Fifty-five tapestries created by the French royal Manufacture des Gobelins and by contemporary artists like Picasso and Miro went on display from Friday in Bucharest, in a world premiere.
"A selection of tapestries of such scope and quality is unprecedented," said Bernard Schotter, the administrator general of the Mobilier National, the French government’s treasure house of furniture and furnishings.
Staged under the heading "The Manufacture des Gobelins: Four Centuries of Art", one of the exhibitions showcases royal tapestries created between 1600 and 1800, while the other puts on display contemporary pieces woven after 1950.

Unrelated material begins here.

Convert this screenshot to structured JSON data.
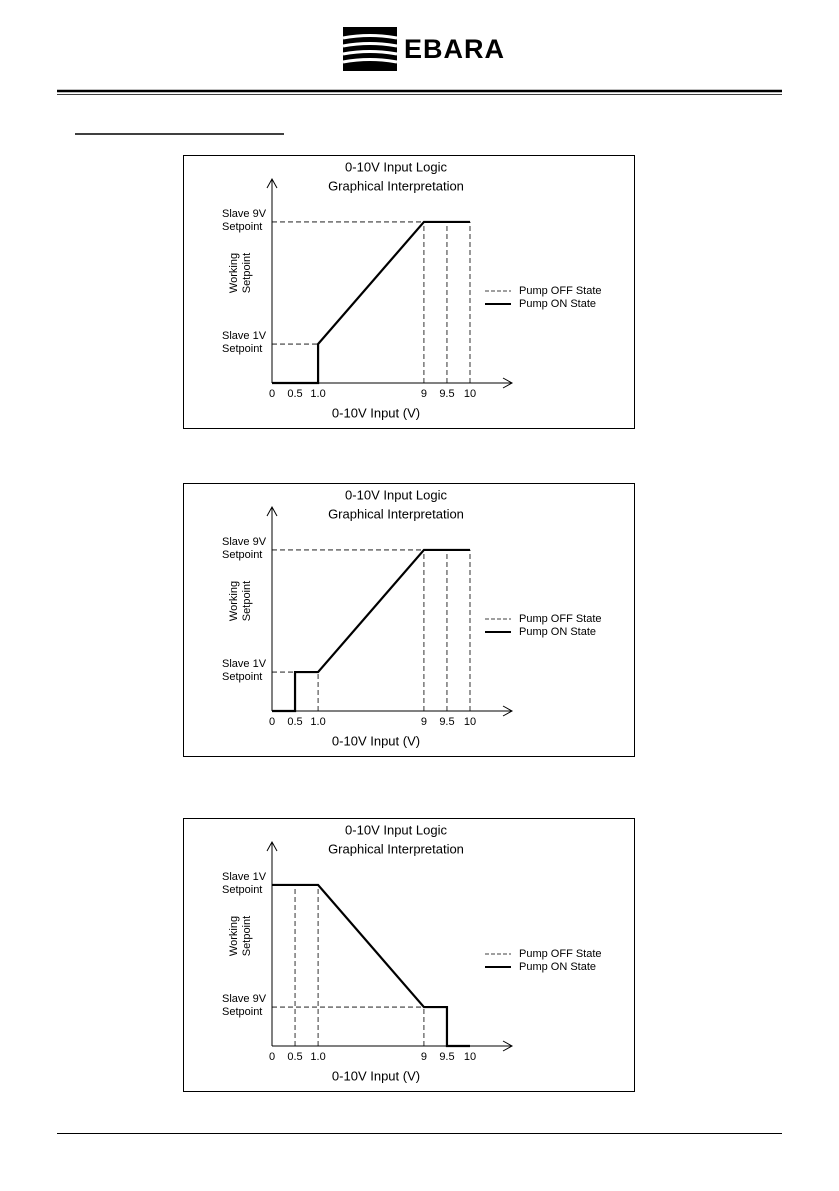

Masterpieces such as "The Colossus of Rhodes" (woven after 1607), "The Triumph of Alexander" (1670-1676) or "Parnassus" (1692-1695) cover the walls of the National Museum of Art, formerly the Royal Palace, in downtown Bucharest.
Abstract and figurative works by such artists as Pablo Picasso, Henri Matisse, Le Corbusier or Joan Miro are on show at the Museum of Modern Art, hosted by a wing of the gigantic palace of parliament built in the 1980s by former communist dictator Nicolae Ceausescu.
"This is an exceptional moment," Schotter said, stressing that the works, most of which are the size of a wall, very seldom leave France.
"It is quite difficult to see our collection, the most important in Europe, because there is hardly any adequate space to display it," he added.
The two exhibitions will remain open until February 26.